Spain's banks or cajas will get no nasty surprises with the release of stress tests later this week, the director general of the Spanish Confederation of Savings Banks (CECA) said in a newspaper interview on Sunday.

Many analysts have warned that Spain's savings banks could suffer the most when stress tests are published on Friday alongside those for other European banks, given many are heavily exposed to a badly hit property sector.

Yet the CECA's Jose Antonio Olavarrieta, asked if there would be any surprises for Spanish lenders, was quoted as saying by ABC newspaper: I don't believe there will be, either for the cajas or the banks.

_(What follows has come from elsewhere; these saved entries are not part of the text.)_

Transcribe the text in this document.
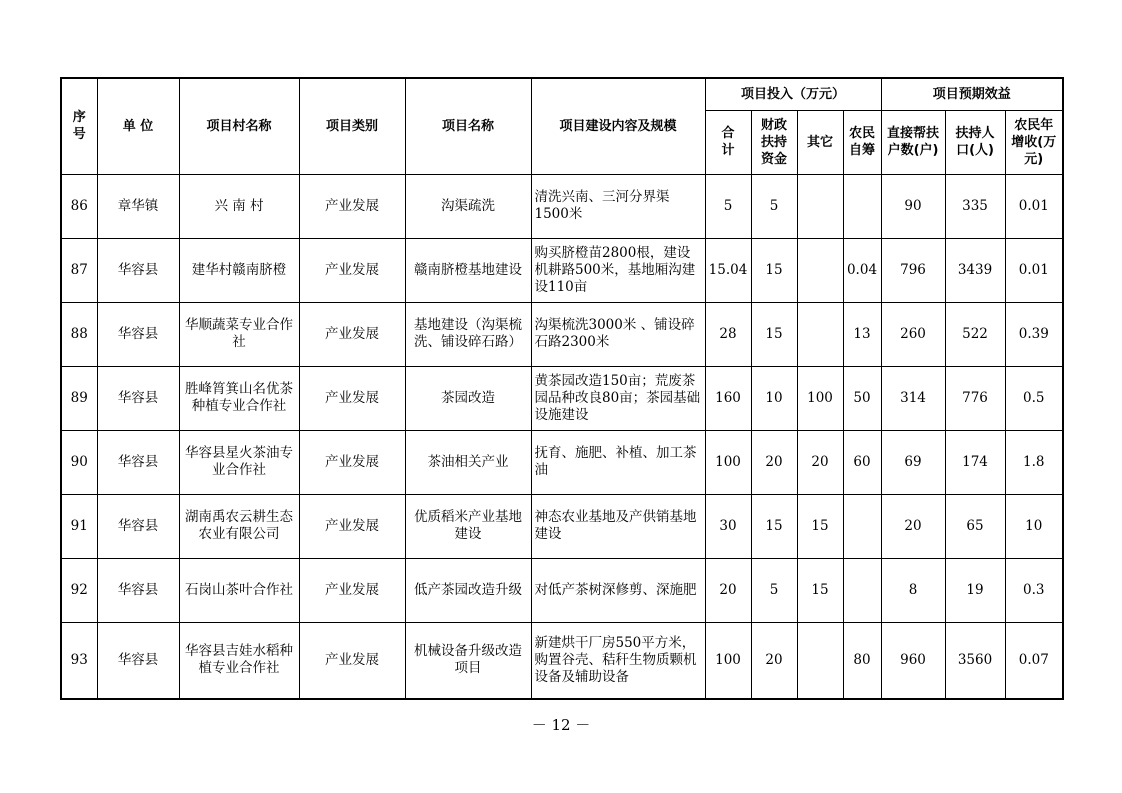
序号	单 位	项目村名称	项目类别	项目名称	项目建设内容及规模	项目投入（万元）				项目预期效益		
						合计	财政扶持资金	其它	农民自筹	直接帮扶户数(户)	扶持人口(人)	农民年增收(万元)
86	章华镇	兴 南 村	产业发展	沟渠疏洗	清洗兴南、三河分界渠1500米	5	5			90	335	0.01
87	华容县	建华村赣南脐橙	产业发展	赣南脐橙基地建设	购买脐橙苗2800根，建设机耕路500米，基地厢沟建设110亩	15.04	15		0.04	796	3439	0.01
88	华容县	华顺蔬菜专业合作社	产业发展	基地建设（沟渠梳洗、铺设碎石路）	沟渠梳洗3000米 、铺设碎石路2300米	28	15		13	260	522	0.39
89	华容县	胜峰筲箕山名优茶种植专业合作社	产业发展	茶园改造	黄茶园改造150亩；荒废茶园品种改良80亩；茶园基础设施建设	160	10	100	50	314	776	0.5
90	华容县	华容县星火茶油专业合作社	产业发展	茶油相关产业	抚育、施肥、补植、加工茶油	100	20	20	60	69	174	1.8
91	华容县	湖南禹农云耕生态农业有限公司	产业发展	优质稻米产业基地建设	神态农业基地及产供销基地建设	30	15	15		20	65	10
92	华容县	石岗山茶叶合作社	产业发展	低产茶园改造升级	对低产茶树深修剪、深施肥	20	5	15		8	19	0.3
93	华容县	华容县吉娃水稻种植专业合作社	产业发展	机械设备升级改造项目	新建烘干厂房550平方米，购置谷壳、秸秆生物质颗机设备及辅助设备	100	20		80	960	3560	0.07
－ 12 －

However, he did not discount a bank having to seek more capital from the Bank of Spain's restructuring fund FROB, set up to help a consolidation process among the cajas to halve their numbers from 45 and strengthen the financial position of the weaker ones.

Olavarrieta also said he hoped the tests would help improve conditions in money markets, which have shut out smaller Spanish banks over fears the country could face a similar debt crisis to that of Greece.

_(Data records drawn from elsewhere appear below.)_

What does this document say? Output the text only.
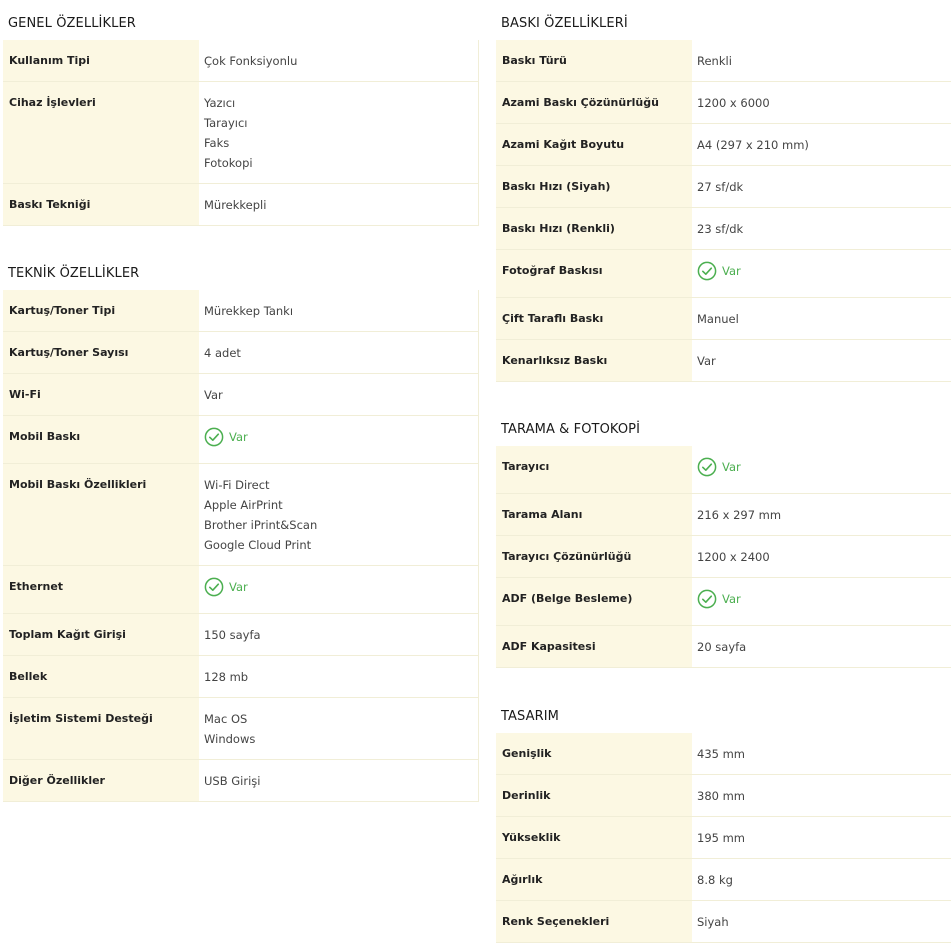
GENEL ÖZELLİKLER
Kullanım Tipi	Çok Fonksiyonlu

Cihaz İşlevleri	Yazıcı
Tarayıcı
Faks
Fotokopi

Baskı Tekniği	Mürekkepli
TEKNİK ÖZELLİKLER
Kartuş/Toner Tipi	Mürekkep Tankı

Kartuş/Toner Sayısı	4 adet

Wi-Fi	Var

Mobil Baskı	Var

Mobil Baskı Özellikleri	Wi-Fi Direct
Apple AirPrint
Brother iPrint&Scan
Google Cloud Print

Ethernet	Var

Toplam Kağıt Girişi	150 sayfa

Bellek	128 mb

İşletim Sistemi Desteği	Mac OS
Windows

Diğer Özellikler	USB Girişi
BASKI ÖZELLİKLERİ
Baskı Türü	Renkli

Azami Baskı Çözünürlüğü	1200 x 6000

Azami Kağıt Boyutu	A4 (297 x 210 mm)

Baskı Hızı (Siyah)	27 sf/dk

Baskı Hızı (Renkli)	23 sf/dk

Fotoğraf Baskısı	Var

Çift Taraflı Baskı	Manuel

Kenarlıksız Baskı	Var
TARAMA & FOTOKOPİ
Tarayıcı	Var

Tarama Alanı	216 x 297 mm

Tarayıcı Çözünürlüğü	1200 x 2400

ADF (Belge Besleme)	Var

ADF Kapasitesi	20 sayfa
TASARIM
Genişlik	435 mm

Derinlik	380 mm

Yükseklik	195 mm

Ağırlık	8.8 kg

Renk Seçenekleri	Siyah
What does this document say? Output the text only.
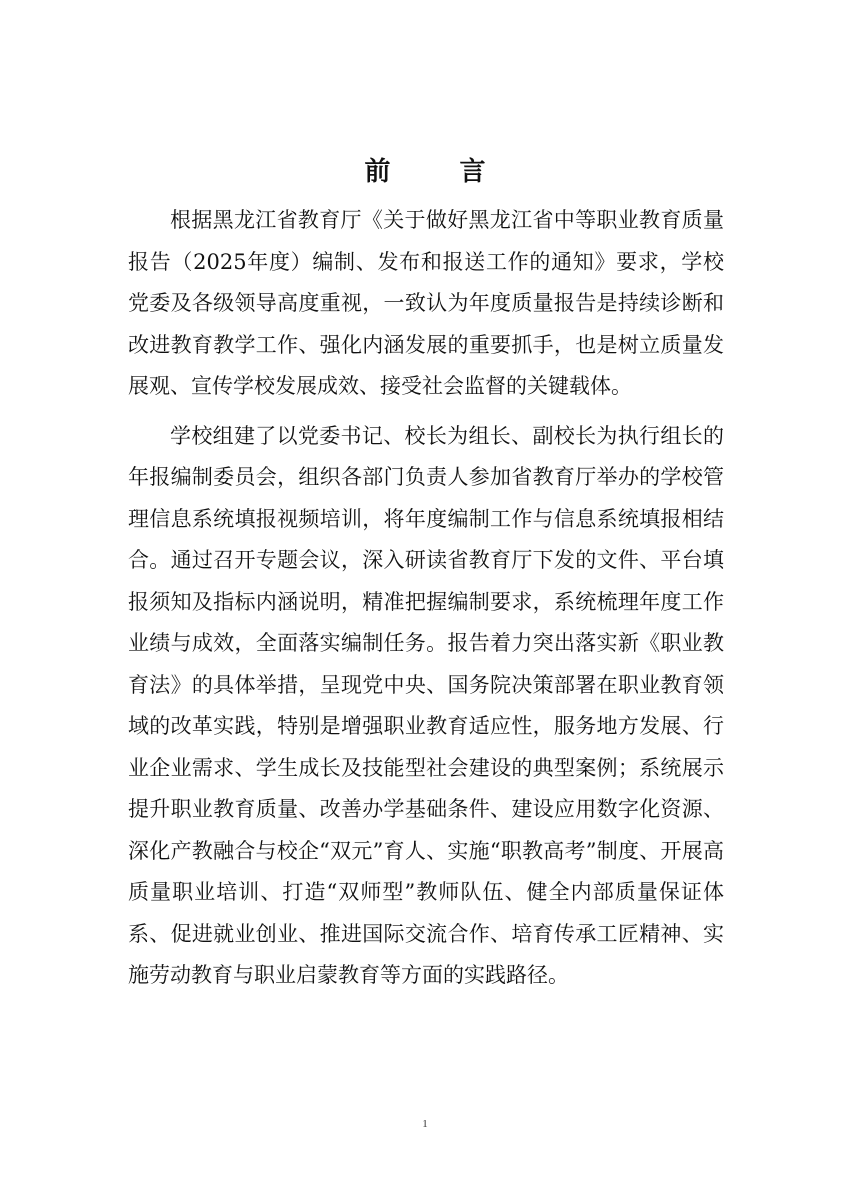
前 言

根据黑龙江省教育厅《关于做好黑龙江省中等职业教育质量报告（2025年度）编制、发布和报送工作的通知》要求，学校党委及各级领导高度重视，一致认为年度质量报告是持续诊断和改进教育教学工作、强化内涵发展的重要抓手，也是树立质量发展观、宣传学校发展成效、接受社会监督的关键载体。

学校组建了以党委书记、校长为组长、副校长为执行组长的年报编制委员会，组织各部门负责人参加省教育厅举办的学校管理信息系统填报视频培训，将年度编制工作与信息系统填报相结合。通过召开专题会议，深入研读省教育厅下发的文件、平台填报须知及指标内涵说明，精准把握编制要求，系统梳理年度工作业绩与成效，全面落实编制任务。报告着力突出落实新《职业教育法》的具体举措，呈现党中央、国务院决策部署在职业教育领域的改革实践，特别是增强职业教育适应性，服务地方发展、行业企业需求、学生成长及技能型社会建设的典型案例；系统展示提升职业教育质量、改善办学基础条件、建设应用数字化资源、深化产教融合与校企“双元”育人、实施“职教高考”制度、开展高质量职业培训、打造“双师型”教师队伍、健全内部质量保证体系、促进就业创业、推进国际交流合作、培育传承工匠精神、实施劳动教育与职业启蒙教育等方面的实践路径。

1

If the tests are positive and confidence is reestablished then there will be more credit and liquidity in the markets, he was quoted saying.

Speaking in a separate interview in La Vanguardia newspaper, the chairman of the CECA and of La Caixa savings bank Isidre Faine also said banks and cajas would not have problems with the stress tests given their clear balance sheets and sufficient mortgage guarantees on the loans they had made.

But he said the sector still had work to do in terms of reducing costs and making more capital provisions.